Así se explica el nacimiento del Movimiento para la Unidad y la Yihad en el Africa Occidental (MUYAO), que tiene en el norte de Mali sus bases y que, aun sin negar los vínculos, acentuó la búsqueda de autonomía plena respecto de AQMI.

Diferencia

Tan así es que mientras Al Qaeda en el Magreb Islámico eligió entrar en negocios con los traficantes de droga y de seres humanos, el MUYAO buscó financiamiento para sus milicianos y armas con el secuestro de occidentales.

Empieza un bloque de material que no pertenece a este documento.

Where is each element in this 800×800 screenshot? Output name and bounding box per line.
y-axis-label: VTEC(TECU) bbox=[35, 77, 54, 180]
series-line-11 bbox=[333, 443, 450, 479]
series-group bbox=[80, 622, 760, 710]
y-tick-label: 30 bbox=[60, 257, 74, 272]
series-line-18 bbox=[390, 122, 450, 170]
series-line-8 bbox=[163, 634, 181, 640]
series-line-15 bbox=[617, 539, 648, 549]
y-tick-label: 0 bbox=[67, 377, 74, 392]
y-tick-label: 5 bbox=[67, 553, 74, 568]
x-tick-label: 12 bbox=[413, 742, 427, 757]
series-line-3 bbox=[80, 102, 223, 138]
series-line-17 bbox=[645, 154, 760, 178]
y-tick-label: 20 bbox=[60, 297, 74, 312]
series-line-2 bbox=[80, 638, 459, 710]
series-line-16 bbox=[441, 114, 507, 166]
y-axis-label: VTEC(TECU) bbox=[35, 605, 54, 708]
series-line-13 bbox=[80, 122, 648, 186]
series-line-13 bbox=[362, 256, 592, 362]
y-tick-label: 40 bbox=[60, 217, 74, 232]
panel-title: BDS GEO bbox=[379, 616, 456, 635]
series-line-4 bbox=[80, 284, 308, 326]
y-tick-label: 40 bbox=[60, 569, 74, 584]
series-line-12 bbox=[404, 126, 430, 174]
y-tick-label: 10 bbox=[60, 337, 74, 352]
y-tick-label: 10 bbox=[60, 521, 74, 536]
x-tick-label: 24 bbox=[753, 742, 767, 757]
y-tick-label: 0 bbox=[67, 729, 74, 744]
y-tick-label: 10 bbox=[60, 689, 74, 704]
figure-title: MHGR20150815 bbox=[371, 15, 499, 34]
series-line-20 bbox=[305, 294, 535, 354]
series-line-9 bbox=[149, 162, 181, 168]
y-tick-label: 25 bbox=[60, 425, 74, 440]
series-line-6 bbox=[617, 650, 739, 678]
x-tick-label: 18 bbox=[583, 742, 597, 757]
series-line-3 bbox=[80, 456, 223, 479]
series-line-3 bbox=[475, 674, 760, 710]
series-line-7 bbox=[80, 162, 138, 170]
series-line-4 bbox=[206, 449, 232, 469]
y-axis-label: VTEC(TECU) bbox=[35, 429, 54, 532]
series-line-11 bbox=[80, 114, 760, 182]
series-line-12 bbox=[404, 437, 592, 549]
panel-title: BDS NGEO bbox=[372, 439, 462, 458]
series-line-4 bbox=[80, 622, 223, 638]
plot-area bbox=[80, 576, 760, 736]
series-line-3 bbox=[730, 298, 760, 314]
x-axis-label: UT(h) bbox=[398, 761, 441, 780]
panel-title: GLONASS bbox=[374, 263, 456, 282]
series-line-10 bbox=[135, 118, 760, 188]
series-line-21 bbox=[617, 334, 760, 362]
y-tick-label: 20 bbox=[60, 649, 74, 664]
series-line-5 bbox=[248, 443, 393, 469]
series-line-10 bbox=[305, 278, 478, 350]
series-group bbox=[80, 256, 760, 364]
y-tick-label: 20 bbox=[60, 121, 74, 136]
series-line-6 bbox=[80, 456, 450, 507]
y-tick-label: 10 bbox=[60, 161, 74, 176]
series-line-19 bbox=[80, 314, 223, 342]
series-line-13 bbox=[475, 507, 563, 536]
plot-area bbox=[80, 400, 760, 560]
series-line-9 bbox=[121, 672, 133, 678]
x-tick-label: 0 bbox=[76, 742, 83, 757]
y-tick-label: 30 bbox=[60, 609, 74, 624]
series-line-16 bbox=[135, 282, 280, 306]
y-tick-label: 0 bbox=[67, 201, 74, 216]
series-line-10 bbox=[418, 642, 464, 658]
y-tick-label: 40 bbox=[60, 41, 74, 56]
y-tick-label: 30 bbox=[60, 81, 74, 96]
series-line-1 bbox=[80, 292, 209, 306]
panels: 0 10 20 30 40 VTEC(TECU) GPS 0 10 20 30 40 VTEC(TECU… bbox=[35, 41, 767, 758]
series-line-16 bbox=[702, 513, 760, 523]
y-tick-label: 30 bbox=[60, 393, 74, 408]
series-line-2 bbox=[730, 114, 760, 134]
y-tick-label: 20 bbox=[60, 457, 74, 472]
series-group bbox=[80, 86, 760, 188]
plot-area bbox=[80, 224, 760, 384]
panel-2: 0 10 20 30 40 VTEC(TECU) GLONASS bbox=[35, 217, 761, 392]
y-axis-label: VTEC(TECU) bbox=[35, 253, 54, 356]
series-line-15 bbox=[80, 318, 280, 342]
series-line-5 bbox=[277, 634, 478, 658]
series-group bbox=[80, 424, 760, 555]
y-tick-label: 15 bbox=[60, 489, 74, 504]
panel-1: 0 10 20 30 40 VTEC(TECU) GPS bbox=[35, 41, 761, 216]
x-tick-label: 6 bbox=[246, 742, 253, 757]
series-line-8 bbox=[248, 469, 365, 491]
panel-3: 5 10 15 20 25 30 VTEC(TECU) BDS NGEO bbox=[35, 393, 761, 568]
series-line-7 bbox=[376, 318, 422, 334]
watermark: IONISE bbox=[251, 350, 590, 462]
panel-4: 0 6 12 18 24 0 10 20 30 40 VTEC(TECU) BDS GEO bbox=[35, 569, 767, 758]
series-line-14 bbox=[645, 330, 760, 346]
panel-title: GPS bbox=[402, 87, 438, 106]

El MUYAO encarna el yihadismo puro. En Mali actúa también Ansar Dine (defensor de la fe, en árabe), formado esencialmente por los tuareg que abandonaron el movimiento laico del MNLA y eligieron portar el Corán y la Kalashnikov. Ansar Dine es conducido por el poderoso tuareg Iyad Ag Ghaly, nacido en Kidas, Mali, que trascendió en 1990 cuando encabezó una revuelta de su etnia para derrocar al Gobierno, tras la independencia de Francia. Luego están los «perros sueltos», como Moctar Belmoctar, expulsado por su violencia de AQMI y que, con sus seguidores, formó la brigada «Signatarios de la sangre», que el miércoles tomó el sitio petrolero en Argelia.